La lecture de l’arrêt précité du 3 juillet 1998 montre que :
- le contrat de distribution comportait bien, comme en l’espèce, un droit de préemption ;
- ce droit de préemption était, comme en l’espèce, limité à certaines hypothèses ;
- et, comme en l’espèce, les actes judiciairement contestés n’entraient pas dans le champ d’application de la clause de préemption interprétée littéralement ;
- précisément, dans l’arrêt du 3 juillet 1998, la Cour d’appel de Paris a considéré que cette clause de préemption devait être interprétée comme s’appliquant au-delà des simples hypothèses qu’elle envisageait expressément :
« Qu’il importe peu en effet que la double prise de contrôle ait été opérée par voie d’augmentations de capital régulières ou non ; que cette voie astucieuse n’avait pas été expressément envisagée par les signataires de la convention ; qu’il n’en est pas proposé de justification autre que l’existence d’une faculté de préemption du franchiseur ; qu’elle aboutissait en revanche au résultat qui était celui contre lequel Robert Lavergne et les société Bangor et Fremarc avaient accepté que la société ITM Entreprises se protège par les clauses litigieuses de préemption ; Qu’elle eût été nécessairement exclue si les parties avaient eu conscience du subterfuge qu’elle offrait ; que la société ITM Entreprises ne pouvait conclure en effet des contrats de franchise en acceptant que ses franchisés passent sous le contrôle d’un groupe concurrent et lui apportent ses secrets commerciaux » (CA Paris, 3 juillet 1998, n° 95/14563, Juris-Data n°1998-022261, page 8).

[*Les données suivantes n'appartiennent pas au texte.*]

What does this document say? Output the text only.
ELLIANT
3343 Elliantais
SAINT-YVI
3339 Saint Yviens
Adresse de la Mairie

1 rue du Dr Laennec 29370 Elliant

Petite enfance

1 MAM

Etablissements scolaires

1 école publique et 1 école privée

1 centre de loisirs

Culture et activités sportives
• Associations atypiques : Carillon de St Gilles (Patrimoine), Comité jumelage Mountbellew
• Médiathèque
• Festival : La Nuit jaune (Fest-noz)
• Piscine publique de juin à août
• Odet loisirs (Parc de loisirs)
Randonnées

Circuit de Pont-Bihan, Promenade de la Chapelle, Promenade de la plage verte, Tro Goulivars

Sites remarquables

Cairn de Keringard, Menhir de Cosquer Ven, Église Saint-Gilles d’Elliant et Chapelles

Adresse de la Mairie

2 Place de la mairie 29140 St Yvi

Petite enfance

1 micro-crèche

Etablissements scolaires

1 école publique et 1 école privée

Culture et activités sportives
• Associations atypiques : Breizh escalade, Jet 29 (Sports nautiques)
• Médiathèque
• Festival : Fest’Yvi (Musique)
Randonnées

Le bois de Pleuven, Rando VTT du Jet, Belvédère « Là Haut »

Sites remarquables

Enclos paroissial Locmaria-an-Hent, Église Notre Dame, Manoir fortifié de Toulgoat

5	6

Une telle interprétation finaliste relève de l’appréciation souveraine de la juridiction du fond, ainsi que la Cour de cassation l’a d’ailleurs ultérieurement jugé en rejetant le pourvoi formé contre l’arrêt commenté du 3 juillet 1998 (Cass. com., 19 décembre 2000, n°98-20.515).
A rapprocher : CA Paris, 3 juillet 1998, n° 95/14563, Juris-Data n°1998-022261 et, sur pourvoi, Cass. com., 19 décembre 2000, n°98-20.515 (rejet)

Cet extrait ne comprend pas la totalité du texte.